Na circunstância, a justiça na distribuição da riqueza é parte integrante desse mesmo bem-estar, porque as pessoas, consideram-se objeto de um tratamento igual, face àquelas que são iguais, perante a lei. Exigir uma justiça igualitária, indistintamente da situação, necessidade, mérito e contributo de cada um para o bem-comum, tornar-se-ia numa autêntica injustiça, mas viver numa sociedade justa, tendo a justiça como valor orientador para a distribuição de todas as riquezas materiais e imateriais, implica sólida preparação de todos os intervenientes da sociedade e a todos os níveis de intervenção comunitária, o que eleva a justiça ao grau de outros valores superiores, porque: «A justiça representa um ideal de hierarquia superior». MACHADO, 1983:55).

A Justiça distributiva das riquezas, materiais e/ou imateriais, deve ser uma prática corrente em todas as elites, cujo exemplo e expoente máximos se consubstanciam nos detentores dos cargos públicos do aparelho de Estado, seguindo-se, imediatamente, todos os agentes que, de alguma forma, têm um papel a um nível idêntico.

A par de outras medidas político-sociais-económicas, a distribuição justa das riquezas, por todos produzidas, impõe-se como um desígnio universal que urge iniciar-se, desde já, como o principal contributo para acabar com as maiores chagas que envergonham a humanidade, dotada de recursos nunca antes disponibilizados, mas cada vez mais são manipulados e usufruídos por algumas elites.
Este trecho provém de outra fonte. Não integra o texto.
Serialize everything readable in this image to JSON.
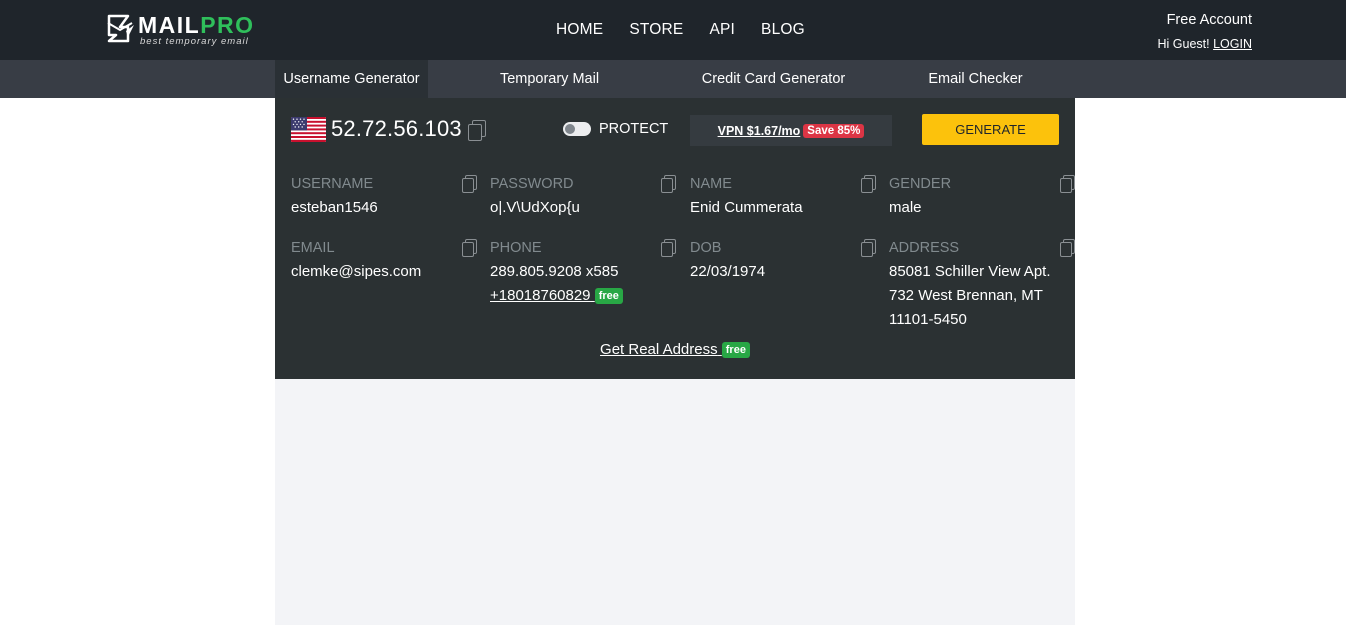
{
  "brand": {
    "name_part1": "MAIL",
    "name_part2": "PRO",
    "tagline": "best temporary email",
    "accent": "#2fbf5b"
  },
  "topnav": {
    "items": [
      "HOME",
      "STORE",
      "API",
      "BLOG"
    ]
  },
  "account": {
    "free_account": "Free Account",
    "greeting": "Hi Guest!",
    "login": "LOGIN"
  },
  "tabs": [
    {
      "label": "Username Generator",
      "active": true
    },
    {
      "label": "Temporary Mail",
      "active": false
    },
    {
      "label": "Credit Card Generator",
      "active": false
    },
    {
      "label": "Email Checker",
      "active": false
    }
  ],
  "ip_bar": {
    "flag": "us-flag-icon",
    "ip": "52.72.56.103",
    "protect_label": "PROTECT",
    "protect_on": false,
    "vpn_text": "VPN $1.67/mo",
    "vpn_badge": "Save 85%",
    "generate": "GENERATE"
  },
  "fields": {
    "username": {
      "label": "USERNAME",
      "value": "esteban1546"
    },
    "password": {
      "label": "PASSWORD",
      "value": "o|.V\\UdXop{u"
    },
    "name": {
      "label": "NAME",
      "value": "Enid Cummerata"
    },
    "gender": {
      "label": "GENDER",
      "value": "male"
    },
    "email": {
      "label": "EMAIL",
      "value": "clemke@sipes.com"
    },
    "phone": {
      "label": "PHONE",
      "value": "289.805.9208 x585",
      "alt_number": "+18018760829",
      "alt_badge": "free"
    },
    "dob": {
      "label": "DOB",
      "value": "22/03/1974"
    },
    "address": {
      "label": "ADDRESS",
      "line1": "85081 Schiller View Apt.",
      "line2": "732 West Brennan, MT",
      "line3": "11101-5450"
    }
  },
  "real_address": {
    "label": "Get Real Address",
    "badge": "free"
  },
  "colors": {
    "topbar": "#1f252b",
    "subbar": "#383d45",
    "panel": "#2b3133",
    "generate": "#fcc20c",
    "save_badge": "#dc3545",
    "free_badge": "#28a745"
  }
}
Cada pessoa viverá, apenas, uma ínfima parte do tempo que a humanidade terá e já teve. Prepare-se, então, o futuro das gerações que sentem constantes dificuldades e enfrentam as mais cruéis injustiças. Isto é o mínimo que as atuais gerações, nos diversos poderes: familiar, educacional, formativo, político, empresarial, económico, financeiro, cultural, religioso, têm o dever ético-moral de fazerem.

 

Bibliografia

ESTEVÃO, Carlos V., (2004). Educação, Justiça e Autonomia: Os Lugares da Escola e o Bem Educativo. Porto: ASA Editores.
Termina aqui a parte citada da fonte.